Folks, I think we just have to bite the bullet on this one: The WHOLE IT Services /SLA function of Zabbix is riddled with bugs to the point of it being unuseable. Not to mention that it's basic idea is wrong to begin with.
That explains the lack of documentation and responce from Alexei.
This "feature" should never have made it into the stable release, not in it's present state at least. :(
There's a pretty nice explaination here (http://www.zabbix.com/forum/showthread.php?p=2991#post2991)
Eleventh paragraph is wrong. Read my article about min/max/none.
acucatti
08-02-2008, 20:27
Thanks for your answer Aly and skogan,
I had already read those posts, but still doesn´t work. I think I´m not doing or something wrong but could be missing anything.
Do you know if there is a bug on version 1.4.2 ?

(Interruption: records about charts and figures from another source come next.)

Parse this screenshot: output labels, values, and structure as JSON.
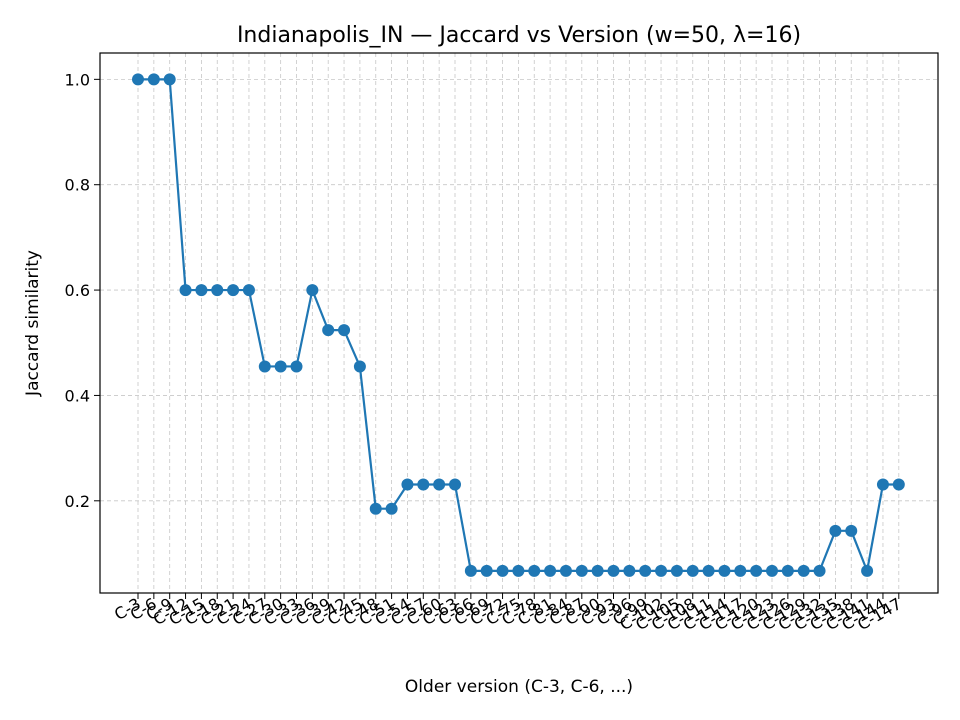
{
  "chart_data": {
    "type": "line",
    "title": "Indianapolis_IN — Jaccard vs Version (w=50, λ=16)",
    "xlabel": "Older version (C-3, C-6, ...)",
    "ylabel": "Jaccard similarity",
    "ylim": [
      0.025,
      1.05
    ],
    "yticks": [
      "0.2",
      "0.4",
      "0.6",
      "0.8",
      "1.0"
    ],
    "grid": true,
    "color": "#1f77b4",
    "categories": [
      "C-3",
      "C-6",
      "C-9",
      "C-12",
      "C-15",
      "C-18",
      "C-21",
      "C-24",
      "C-27",
      "C-30",
      "C-33",
      "C-36",
      "C-39",
      "C-42",
      "C-45",
      "C-48",
      "C-51",
      "C-54",
      "C-57",
      "C-60",
      "C-63",
      "C-66",
      "C-69",
      "C-72",
      "C-75",
      "C-78",
      "C-81",
      "C-84",
      "C-87",
      "C-90",
      "C-93",
      "C-96",
      "C-99",
      "C-102",
      "C-105",
      "C-108",
      "C-111",
      "C-114",
      "C-117",
      "C-120",
      "C-123",
      "C-126",
      "C-129",
      "C-132",
      "C-135",
      "C-138",
      "C-141",
      "C-144",
      "C-147"
    ],
    "values": [
      1.0,
      1.0,
      1.0,
      0.6,
      0.6,
      0.6,
      0.6,
      0.6,
      0.455,
      0.455,
      0.455,
      0.6,
      0.524,
      0.524,
      0.455,
      0.185,
      0.185,
      0.231,
      0.231,
      0.231,
      0.231,
      0.067,
      0.067,
      0.067,
      0.067,
      0.067,
      0.067,
      0.067,
      0.067,
      0.067,
      0.067,
      0.067,
      0.067,
      0.067,
      0.067,
      0.067,
      0.067,
      0.067,
      0.067,
      0.067,
      0.067,
      0.067,
      0.067,
      0.067,
      0.143,
      0.143,
      0.067,
      0.231,
      0.231
    ]
  }
}
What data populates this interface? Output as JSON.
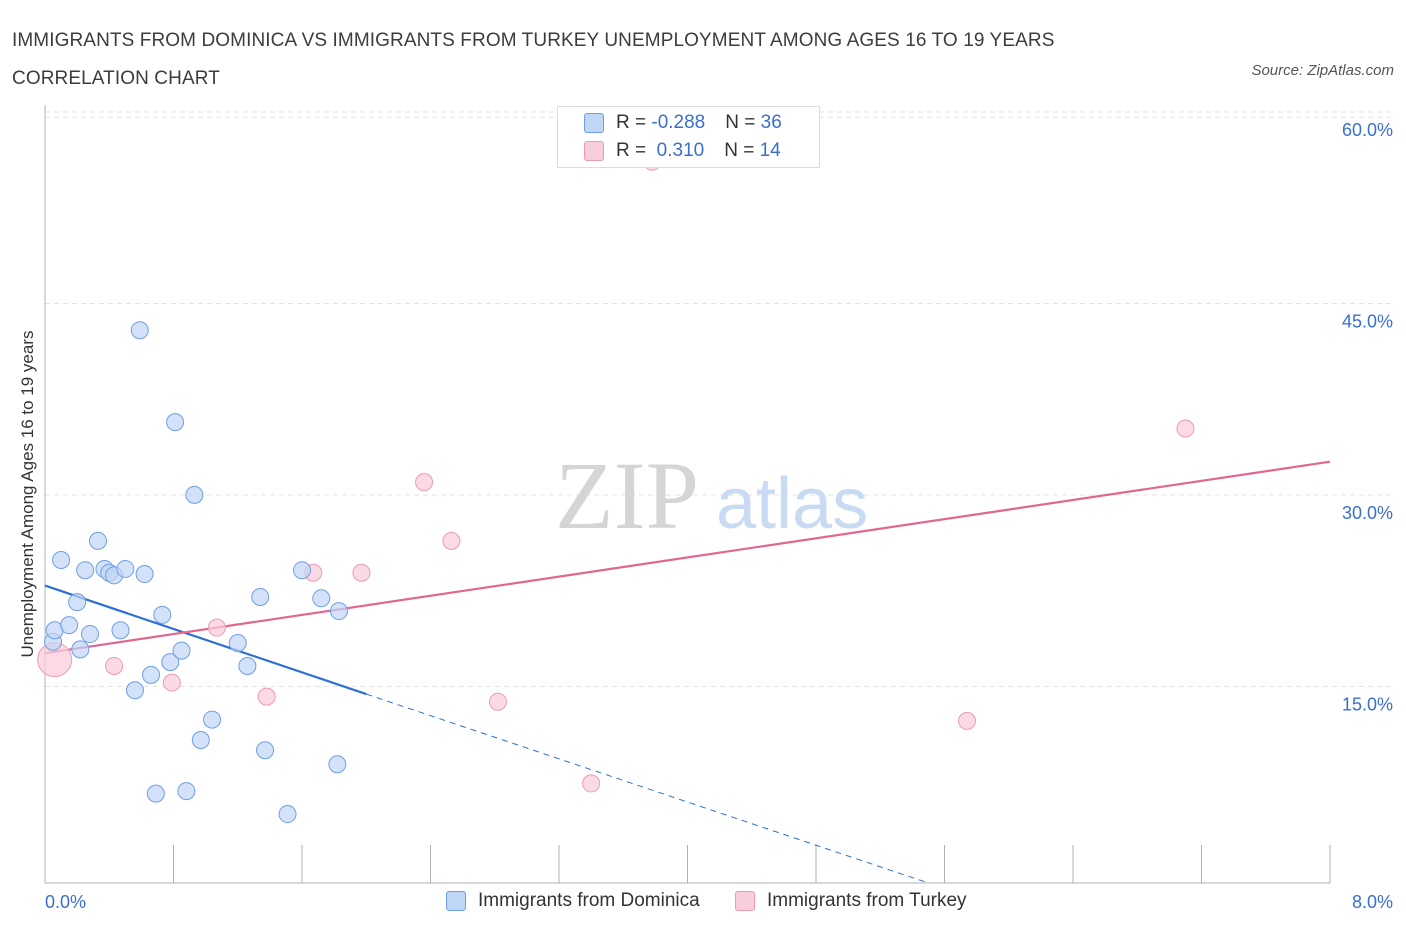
{
  "title": "IMMIGRANTS FROM DOMINICA VS IMMIGRANTS FROM TURKEY UNEMPLOYMENT AMONG AGES 16 TO 19 YEARS CORRELATION CHART",
  "source": "Source: ZipAtlas.com",
  "watermark": {
    "zip": "ZIP",
    "atlas": "atlas"
  },
  "legend": {
    "dominica": {
      "r_label": "R = ",
      "r_value": "-0.288",
      "n_label": "N = ",
      "n_value": "36"
    },
    "turkey": {
      "r_label": "R = ",
      "r_value": " 0.310",
      "n_label": "N = ",
      "n_value": "14"
    }
  },
  "chart_data": {
    "type": "scatter",
    "title": "IMMIGRANTS FROM DOMINICA VS IMMIGRANTS FROM TURKEY UNEMPLOYMENT AMONG AGES 16 TO 19 YEARS CORRELATION CHART",
    "xlabel": "",
    "ylabel": "Unemployment Among Ages 16 to 19 years",
    "xlim": [
      0,
      8
    ],
    "ylim": [
      0,
      60
    ],
    "x_tick_labels": [
      "0.0%",
      "8.0%"
    ],
    "y_ticks": [
      15,
      30,
      45,
      60
    ],
    "y_tick_labels": [
      "15.0%",
      "30.0%",
      "45.0%",
      "60.0%"
    ],
    "grid": true,
    "legend_position": "top-center",
    "colors": {
      "dominica": "#6f9ee8",
      "dominica_fill": "#c0d6f5",
      "dominica_line": "#2e6fd4",
      "turkey": "#ee9ab5",
      "turkey_fill": "#f9cedc",
      "turkey_line": "#e0678f"
    },
    "series": [
      {
        "name": "Immigrants from Dominica",
        "r": -0.288,
        "n": 36,
        "points": [
          [
            0.05,
            18.9
          ],
          [
            0.06,
            19.8
          ],
          [
            0.1,
            25.3
          ],
          [
            0.15,
            20.2
          ],
          [
            0.2,
            22.0
          ],
          [
            0.22,
            18.3
          ],
          [
            0.25,
            24.5
          ],
          [
            0.28,
            19.5
          ],
          [
            0.33,
            26.8
          ],
          [
            0.37,
            24.6
          ],
          [
            0.4,
            24.3
          ],
          [
            0.43,
            24.1
          ],
          [
            0.47,
            19.8
          ],
          [
            0.5,
            24.6
          ],
          [
            0.56,
            15.1
          ],
          [
            0.59,
            43.3
          ],
          [
            0.62,
            24.2
          ],
          [
            0.66,
            16.3
          ],
          [
            0.69,
            7.0
          ],
          [
            0.73,
            21.0
          ],
          [
            0.78,
            17.3
          ],
          [
            0.81,
            36.1
          ],
          [
            0.85,
            18.2
          ],
          [
            0.88,
            7.2
          ],
          [
            0.93,
            30.4
          ],
          [
            0.97,
            11.2
          ],
          [
            1.04,
            12.8
          ],
          [
            1.2,
            18.8
          ],
          [
            1.26,
            17.0
          ],
          [
            1.34,
            22.4
          ],
          [
            1.37,
            10.4
          ],
          [
            1.51,
            5.4
          ],
          [
            1.6,
            24.5
          ],
          [
            1.72,
            22.3
          ],
          [
            1.82,
            9.3
          ],
          [
            1.83,
            21.3
          ]
        ],
        "trend": {
          "x": [
            0.0,
            2.0
          ],
          "y": [
            23.3,
            14.8
          ],
          "dashed_to": [
            5.5,
            0.0
          ]
        }
      },
      {
        "name": "Immigrants from Turkey",
        "r": 0.31,
        "n": 14,
        "points": [
          [
            0.06,
            17.5
          ],
          [
            0.43,
            17.0
          ],
          [
            0.79,
            15.7
          ],
          [
            1.07,
            20.0
          ],
          [
            1.38,
            14.6
          ],
          [
            1.67,
            24.3
          ],
          [
            1.97,
            24.3
          ],
          [
            2.36,
            31.4
          ],
          [
            2.53,
            26.8
          ],
          [
            2.82,
            14.2
          ],
          [
            3.4,
            7.8
          ],
          [
            3.78,
            56.5
          ],
          [
            5.74,
            12.7
          ],
          [
            7.1,
            35.6
          ]
        ],
        "trend": {
          "x": [
            0.0,
            8.0
          ],
          "y": [
            18.0,
            33.0
          ]
        }
      }
    ]
  },
  "bottom_legend": {
    "dominica": "Immigrants from Dominica",
    "turkey": "Immigrants from Turkey"
  }
}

Do i have to wait at least one week to SLA work properly, like sugested by some earlier post ? I dont think so ...
Neither the parents or the children work.
There is some other tip or workaroud ?
thanks again
hardtofi
11-02-2008, 09:04
Can anyone explain this behavior (screen shot below)? It's related to my post earlier in this thread.
The parent is configured with:
Depends on the child (not soft linked(?))
Calculation alg: min of child
Show sla: yes
Acceptable: 99.8
No service times
No links to trigger.
The child:
No dependency
Show SLA: yes
Acceptable: 99.8
No service times
Link to trigger: yes
If I click the bar with percentages of the parent it shows 3h 17m of problems last week, if I click the bar of the child it shows 0 time problems.
Is there any logic here I'm not understanding? I would have suspected both to have the same percentage of error.
(*edit : I'm using zabbix 1.4.4 compiled from source)
SLA of parent service is calculated depending on previous SLA, so if there was some other service(as leaf), then you deleted it and added new one, SLA of parent node will not be calculated only depending on new added service, it's also calculates all previous SLA(parent's node SLA).
hardtofi
11-02-2008, 11:09
SLA of parent service is calculated depending on previous SLA, so if there was some other service(as leaf), then you deleted it and added new one, SLA of parent node will not be calculated only depending on new added service, it's also calculates all previous SLA(parent's node SLA).
Thanks for the reply but the problem is that the trigger that the child is depending on is firing off regularly so the number reported by the parent is probably true, while the child is wrong.
If I click on the link [1s SLA on search] in the child on the "IT Services" page will I get the list attached (croped since it's very long). And this certainly isn't 100%.
hardtofi
12-02-2008, 11:28
I've been looking at the table zabbix.service_alarms now and it seems rows (for some IT services) are not being inserted there when the triggers goes off, and thus the lack of correct data. I tried inserting a few rows manually and that affects the percentage.
What is it that triggers the zabbix_serverd to call DBadd_service_alarm and insert rows there? Is there a bug or does it depend on something I might have missed in my configuration?